How to read MDF files in Python¶
In this notebook, an example is given on how to read an MDF file using the Python mdf_reader package. Firstly, this is done by just reading all the data at once. Next, it is demonstrated how to make a choice of channels to read such that the data reading time can be reduced significantly.
But first, let's start with importing some modules and setting up the information logger.
import os
import funcy
import matplotlib.pyplot as plt
import seaborn as sns
import mdf_reader.mdf_parser as mdf
sns.set("notebook")
file_name = "data/AMS_BALDER_110225T233000_UTC222959.mdf"

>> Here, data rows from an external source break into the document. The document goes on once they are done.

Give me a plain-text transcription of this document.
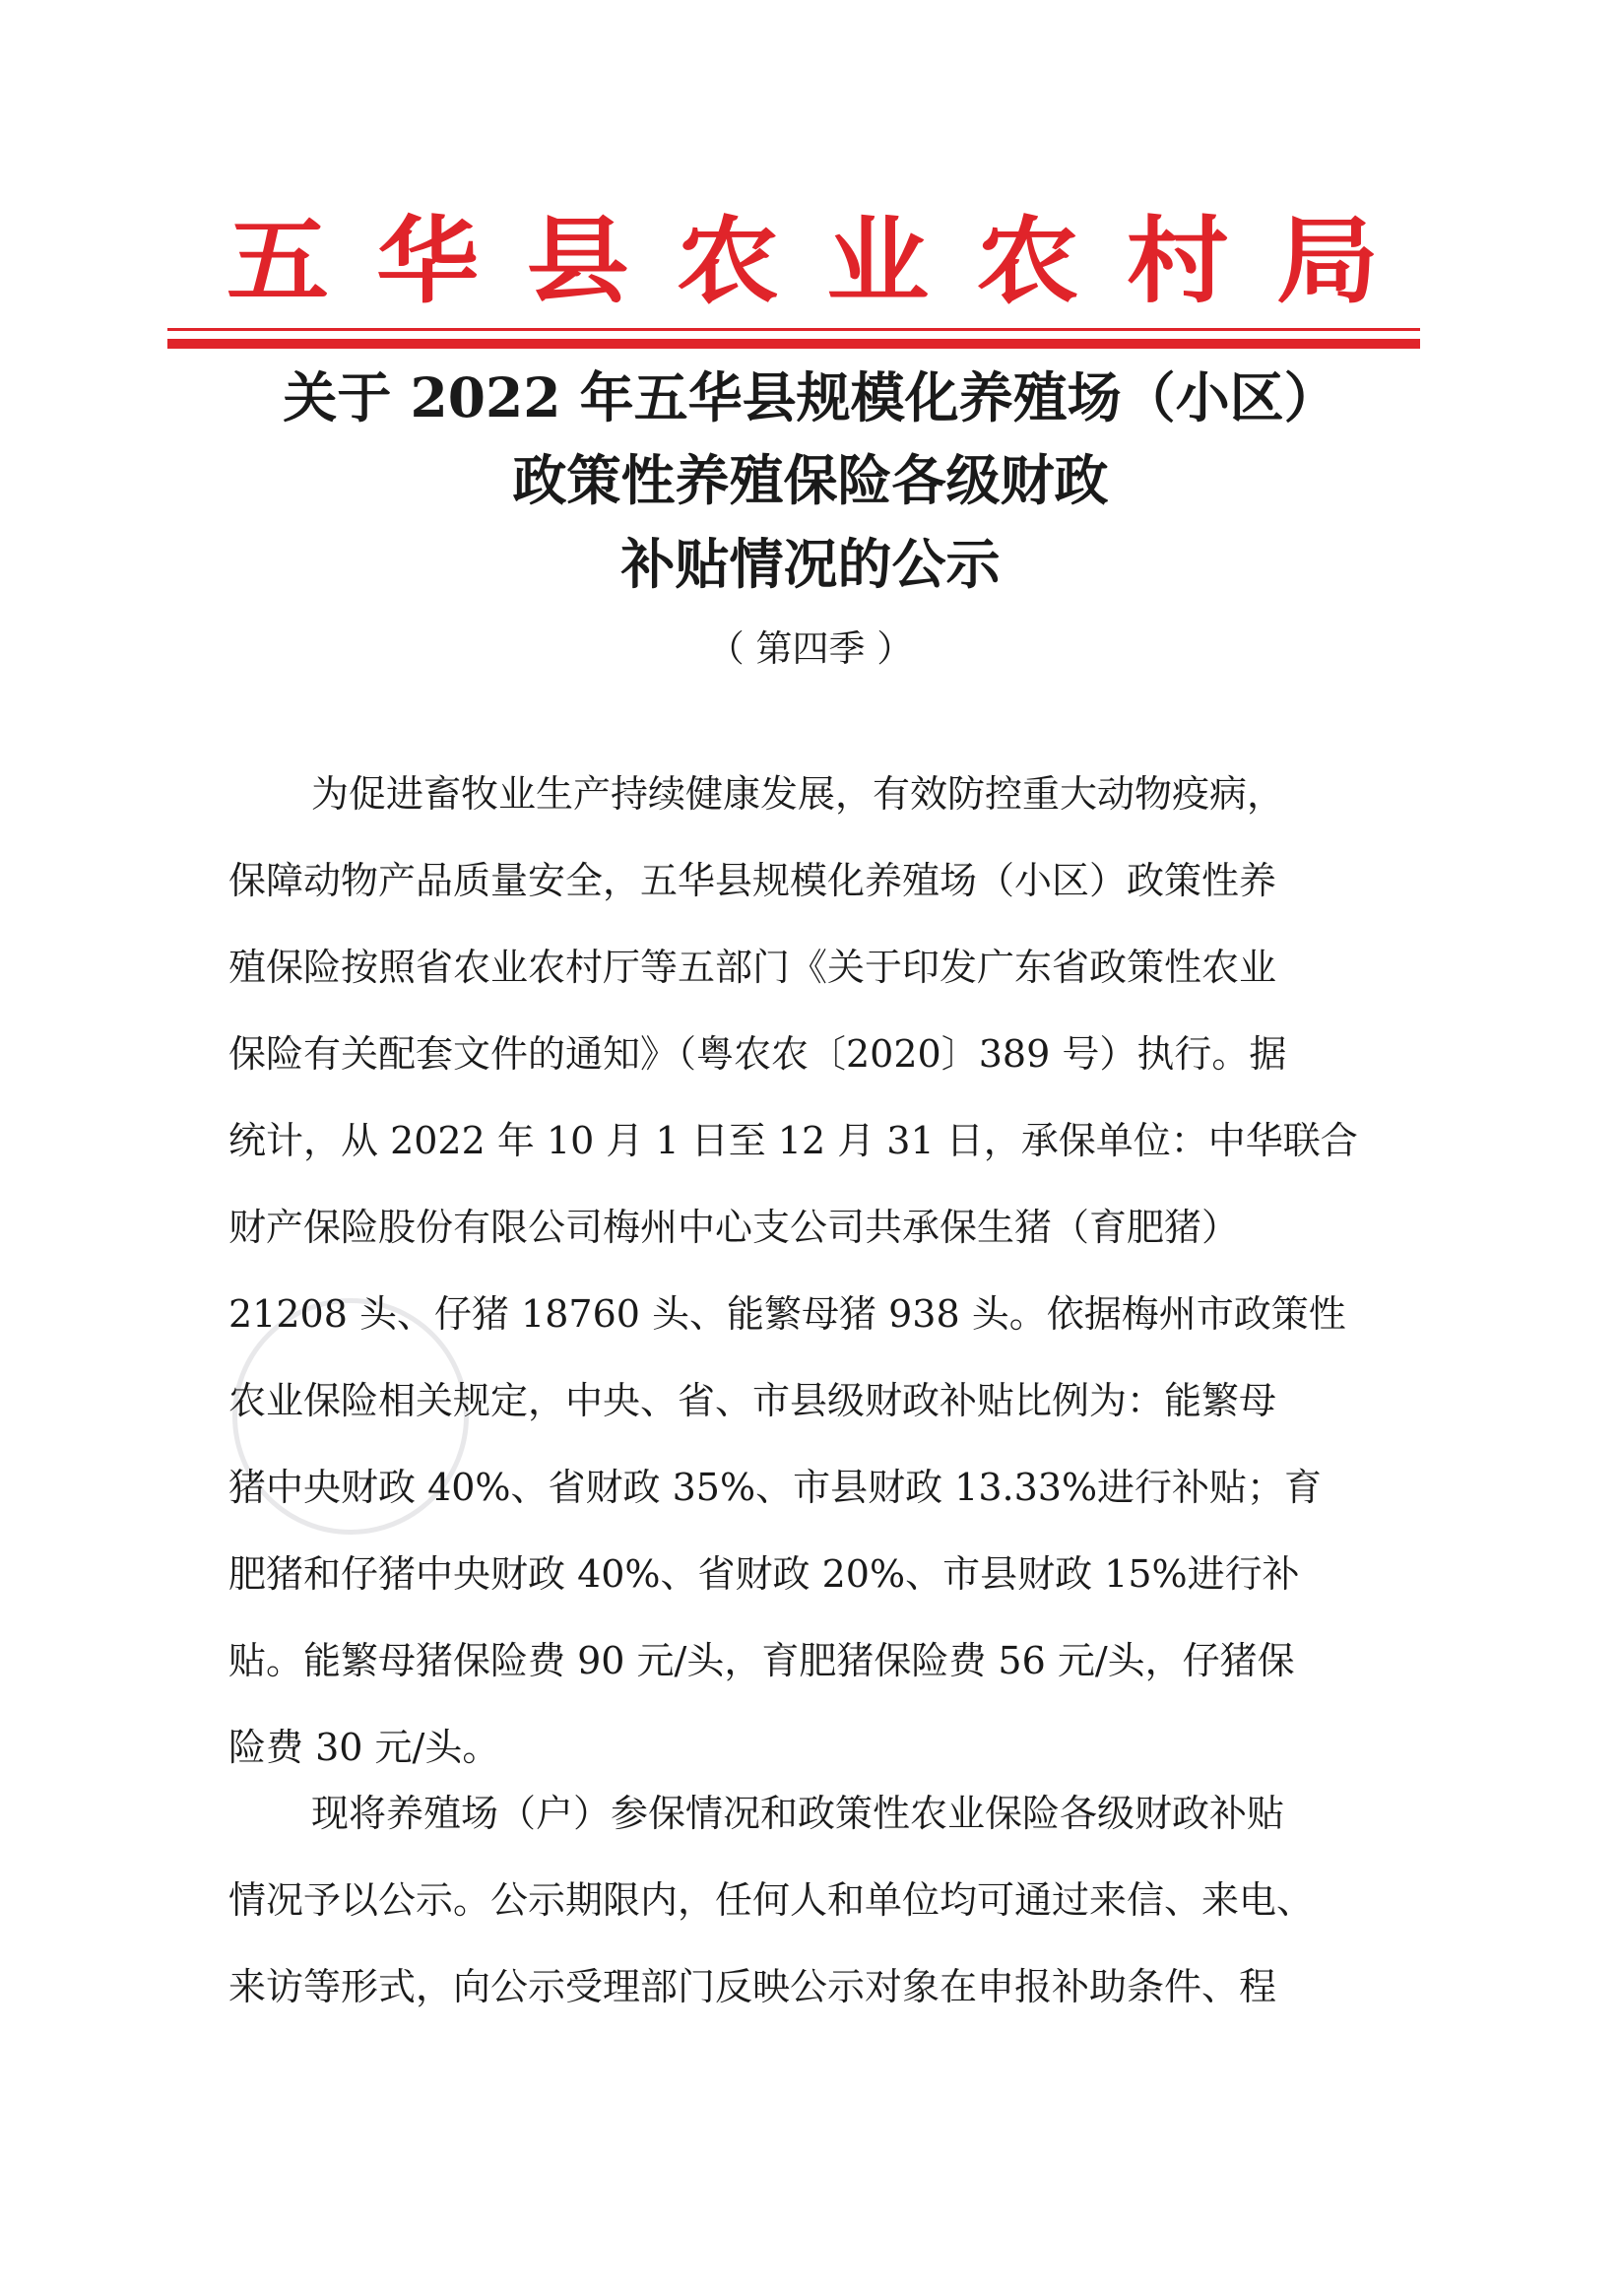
五 华 县 农 业 农 村 局
关于 2022 年五华县规模化养殖场（小区）
政策性养殖保险各级财政
补贴情况的公示
（ 第四季 ）
为促进畜牧业生产持续健康发展，有效防控重大动物疫病，
保障动物产品质量安全，五华县规模化养殖场（小区）政策性养
殖保险按照省农业农村厅等五部门《关于印发广东省政策性农业
保险有关配套文件的通知》（粤农农〔2020〕389 号）执行。据
统计，从 2022 年 10 月 1 日至 12 月 31 日，承保单位：中华联合
财产保险股份有限公司梅州中心支公司共承保生猪（育肥猪）
21208 头、仔猪 18760 头、能繁母猪 938 头。依据梅州市政策性
农业保险相关规定，中央、省、市县级财政补贴比例为：能繁母
猪中央财政 40%、省财政 35%、市县财政 13.33%进行补贴；育
肥猪和仔猪中央财政 40%、省财政 20%、市县财政 15%进行补
贴。能繁母猪保险费 90 元/头，育肥猪保险费 56 元/头，仔猪保
险费 30 元/头。
现将养殖场（户）参保情况和政策性农业保险各级财政补贴
情况予以公示。公示期限内，任何人和单位均可通过来信、来电、
来访等形式，向公示受理部门反映公示对象在申报补助条件、程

if not os.path.exists(file_name):
# Dependent of from where we are running the notebook (inside the example directory or in the root),
# we need to add one directory level up
file_name = os.path.join("..", file_name)
We are ready to read the mdf date by just creating a MDFParser object with the file_name as input. We put the print_duration() around the reader only to show how long the reader needs to import all the data, but this is not required
print("Reading the mdf file {}".format(file_name))
# Add the Timer only to show how long the reader takes
with funcy.print_durations("MDFParser"):
mdf_obj = mdf.MDFParser(mdf_file=file_name)
print("Done")
mdf_obj.data.info()
Reading the mdf file ../data/AMS_BALDER_110225T233000_UTC222959.mdf 3.43 s in MDFParser Done <class 'pandas.core.frame.DataFrame'> DatetimeIndex: 45000 entries, 2011-02-25 23:30:00 to 2011-02-25 23:59:59.960000 Columns: 115 entries, GPS_GGAQ to GPS_LongitudeDez dtypes: float64(94), int16(3), int64(11), uint16(6), uint64(1) memory usage: 37.5 MB
The reading of an MDF file takes quite some time due to the binary conversion which needs to take place under the hood. In this case the reading time was 3.52 s. After we are done reading, all the data is stored in a pandas DataFrame which can be referred to as mdf_obj.data
. We currently have loaded all 116 columns.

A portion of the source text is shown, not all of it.